Los Angeles County sheriff’s personnel would assume a greater role in the processing and deportation of illegal immigrants identified in the jails under a newly proposed agreement with the federal government, placing an “inordinate strain” on the department, according to a report released Thursday.
The Sheriff’s Department signed an agreement with U.S. Immigration and Customs Enforcement in 2005 authorizing its custody assistants to check the immigration status of foreign-born inmates and turn them over to the federal government if appropriate.
The new agreement proposed by ICE would require those same assistants to complete all of the required paperwork to process illegal immigrants for possible deportation, according to the report prepared by Merrick Bobb, a special counsel to the Los Angeles County Board of Supervisors.
The degree to which the proposed agreement turns the Sheriff’s Department into the “primary enforcer of federal immigration law is indeed breathtaking,” Bobb wrote in the nearly 50-page report. In addition, the county would not be reimbursed for the extra work, Bobb wrote.
The added responsibilities would require that the custody assistants begin the screening process before inmates are convicted, rather than after conviction, contrary to the supervisors’ original direction to the Sheriff’s Department, Bobb said.
Between 2005 and last month, more than 37,000 foreign-born inmates have been interviewed. Roughly 44% have been turned over to immigration authorities.
Sheriff’s Capt. Gerald Cooper said that the department is still negotiating with the federal government but that there are concerns over whether the new responsibilities would be in line with what the supervisors wanted.

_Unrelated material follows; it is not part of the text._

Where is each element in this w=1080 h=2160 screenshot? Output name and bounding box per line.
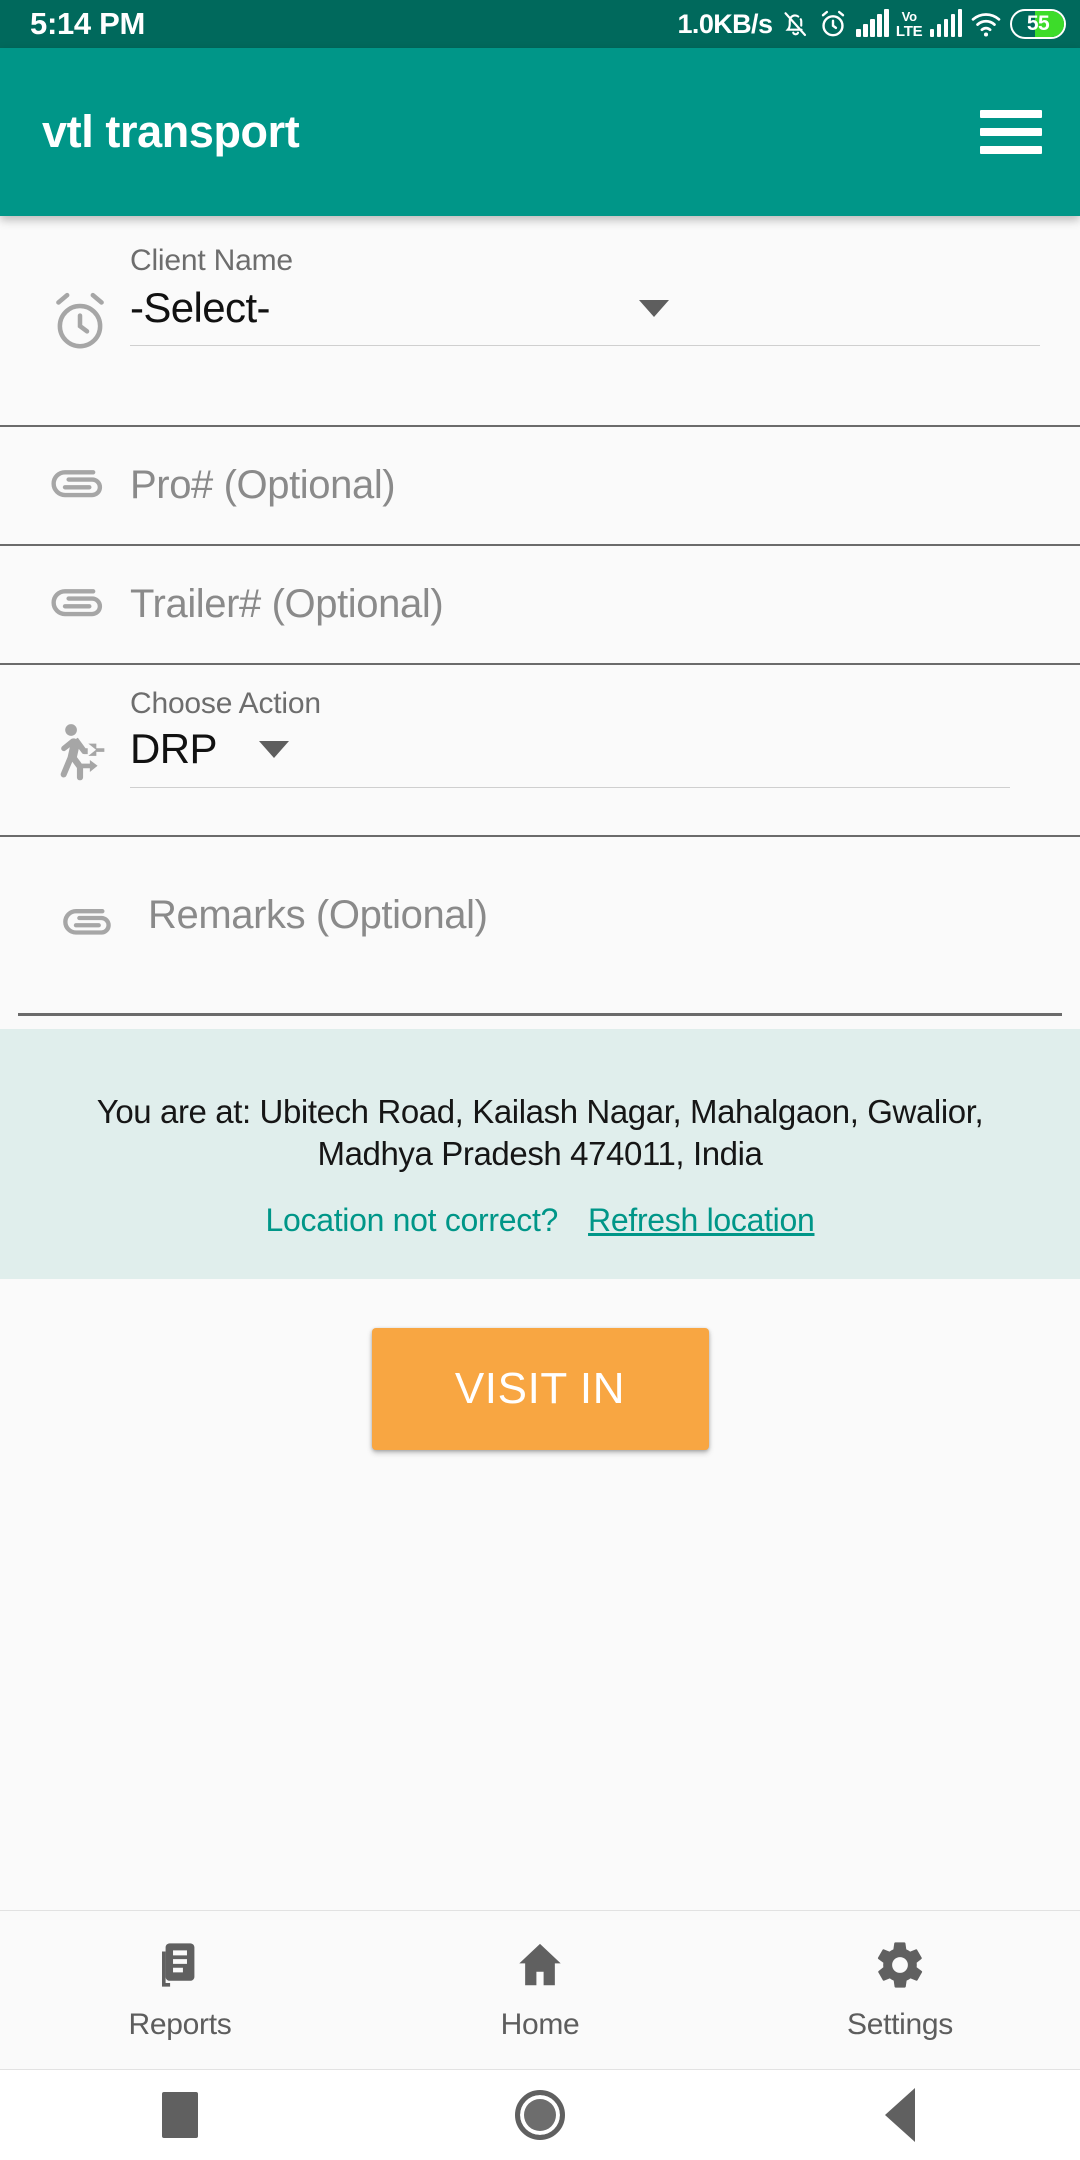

The department plans to take the agreement to the board soon, he said.
“It would change what our duties are,” he said. “We have problems with it and we are trying to resolve those.”
Cooper said, however, that he hopes the screening will continue. “We think it’s an important and valuable program,” he said.
Supervisor Mike Antonovich wants to make sure the custody assistants will not be required to do significantly more work, said his deputy, Anna Pembedjian. But Antonovich believes that the county and U.S. Immigration and Customs Enforcement will be able to come to an agreement, she said.
The jail screening is important, Pembedjian said, both to protect public safety and save taxpayers’ money.
“To the extent we have individuals committing crimes and being released back out into the community, we have an obligation to assist ICE in the proper processing of those individuals,” she said.
But immigrant rights advocates raised concerns about whether the Sheriff’s Department should be doing immigration screening at all.
“Immigration law enforcement should remain the purview of the federal government,” said Chris Newman of the Los Angeles-based National Day Laborer Organizing Network. “The report is a warning sign that the Sheriff’s Department’s goals of protecting all county residents regardless of immigration status will be undermined by continued participation in the program.”
Bobb’s study reported that more than a quarter of the inmates transferred from the jail into immigration custody from July 2008 to June 2009 had been charged with minor crimes, such as displaying false identification or disorderly conduct. Some of those inmates may have more serious prior criminal records.